The old man bowed and retired.
After breakfast, Mrs. Houston, without explaining the motive of her journey to any one, ordered her carriage, and drove to the village as upon a shopping excursion.
Now you have not known Mrs. Nellie Houston thus long without discovering that with some good qualities, she was, in some respects, a very silly woman. She drove up to the post office, and by her indiscreet questions respecting “a certain letter mailed the night before by Forrest, the messenger of her ward, Miss Helmstedt,” set the weak-headed young postmaster to wondering, conjecturing and speculating. And when she found that he could give her no satisfaction in respect of the letter, she made matters worse by directing him to detain any letters sent there by her ward, Miss Helmstedt, unless such letters happened to be directed to a Helmstedt or a Houston, who were the only correspondents of Miss Helmstedt recognized by her family.

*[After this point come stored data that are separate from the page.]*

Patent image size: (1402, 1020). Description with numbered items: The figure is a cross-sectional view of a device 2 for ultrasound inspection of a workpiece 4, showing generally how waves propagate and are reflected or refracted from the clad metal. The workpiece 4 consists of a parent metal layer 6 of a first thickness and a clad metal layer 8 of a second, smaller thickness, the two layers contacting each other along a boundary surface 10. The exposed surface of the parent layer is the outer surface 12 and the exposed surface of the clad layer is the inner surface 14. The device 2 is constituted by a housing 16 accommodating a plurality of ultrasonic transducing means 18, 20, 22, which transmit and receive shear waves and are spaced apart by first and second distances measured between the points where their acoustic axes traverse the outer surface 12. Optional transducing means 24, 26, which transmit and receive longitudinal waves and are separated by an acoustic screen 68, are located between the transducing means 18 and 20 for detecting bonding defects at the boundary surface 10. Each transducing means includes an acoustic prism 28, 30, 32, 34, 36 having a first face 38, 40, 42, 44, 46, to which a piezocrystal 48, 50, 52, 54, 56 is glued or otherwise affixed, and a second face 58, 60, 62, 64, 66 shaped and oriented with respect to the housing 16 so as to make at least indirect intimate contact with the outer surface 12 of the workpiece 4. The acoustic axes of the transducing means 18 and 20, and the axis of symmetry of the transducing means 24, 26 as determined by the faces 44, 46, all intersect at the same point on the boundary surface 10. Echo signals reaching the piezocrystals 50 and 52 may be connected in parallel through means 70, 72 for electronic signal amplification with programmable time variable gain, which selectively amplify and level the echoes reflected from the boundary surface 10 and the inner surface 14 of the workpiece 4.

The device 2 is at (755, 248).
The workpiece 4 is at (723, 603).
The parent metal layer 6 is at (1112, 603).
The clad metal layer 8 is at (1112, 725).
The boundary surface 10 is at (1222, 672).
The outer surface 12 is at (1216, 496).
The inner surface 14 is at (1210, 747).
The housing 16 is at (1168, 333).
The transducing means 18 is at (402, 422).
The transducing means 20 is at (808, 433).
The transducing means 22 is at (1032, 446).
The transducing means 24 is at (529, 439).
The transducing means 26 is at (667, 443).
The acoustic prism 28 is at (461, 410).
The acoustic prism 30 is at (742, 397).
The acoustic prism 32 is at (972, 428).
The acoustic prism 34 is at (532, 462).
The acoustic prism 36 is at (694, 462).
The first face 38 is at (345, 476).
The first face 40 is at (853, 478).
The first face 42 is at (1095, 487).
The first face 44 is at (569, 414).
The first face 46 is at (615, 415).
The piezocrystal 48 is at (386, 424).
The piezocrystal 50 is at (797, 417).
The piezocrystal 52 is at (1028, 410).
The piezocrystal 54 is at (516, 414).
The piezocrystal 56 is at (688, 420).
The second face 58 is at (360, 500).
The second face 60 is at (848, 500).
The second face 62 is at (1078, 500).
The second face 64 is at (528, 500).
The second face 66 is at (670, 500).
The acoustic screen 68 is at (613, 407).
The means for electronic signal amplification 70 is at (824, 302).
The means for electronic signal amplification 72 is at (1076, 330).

The postmaster thereupon informed Mrs. Houston, that if she wished to interfere with the correspondence of her ward, she must do so at her own discretion, and necessarily before they should be sent to his office, as he had no authority to detain letters sent thither to be mailed, and might even be subjected to prosecution for so doing.
Mrs. Houston went away baffled and angered, and also totally unconscious of the serious mischief she had set on foot.
To an idle and shallow young man she had spoken indiscreetly of the young maiden whose orphanage she had promised to cherish and defend, exposing her actions to suspicion and her character to speculation. She had left the spotless name of Margaret Helmstedt a theme of low village gossip.
And thus having done as much evil as any foolish woman could well do in an hour, she entered her carriage, and with the solemn conviction of having discharged her duty, drove home to the Bluff.
“God defend me, only, from my friends, for of my enemies I can myself take care,” prayed one who seemed to have known this world right well.
From that day Margaret Helmstedt, whenever she had occasion to write a letter, took care to turn the key of her room door; and whenever she had occasion to mail one, took equal precaution to give it, unperceived, into the hands of Forrest, with directions that he should drop it into the letter-box at a moment when he should see other letters, from other sources, going in. Poor girl! she was slowly acquiring an art hateful to her soul. And one also that did not avail her greatly. For notwithstanding all her precautions, the report crept about that Miss Helmstedt had a secret correspondent, very much disapproved of by her friends. And in course of time also, the name of this correspondent transpired. And this is the manner in which it happened. Young Simpson, the postmaster, to whom Mrs. Houston had so imprudently given a portion of her confidence, found his curiosity piqued to discover who this forbidden correspondent might be, and after weeks of patient waiting, convinced himself that the letters addressed in a fair Italian hand to a certain person were those dropped into the box by Miss Helmstedt’s messenger, old Forrest. A few more observations confirmed this conviction. Then wishing to gain consequence in the eyes of Mrs. Houston, he availed himself of the first opportunity presented by the presence of that lady at the office to inform her of the discovery he had made.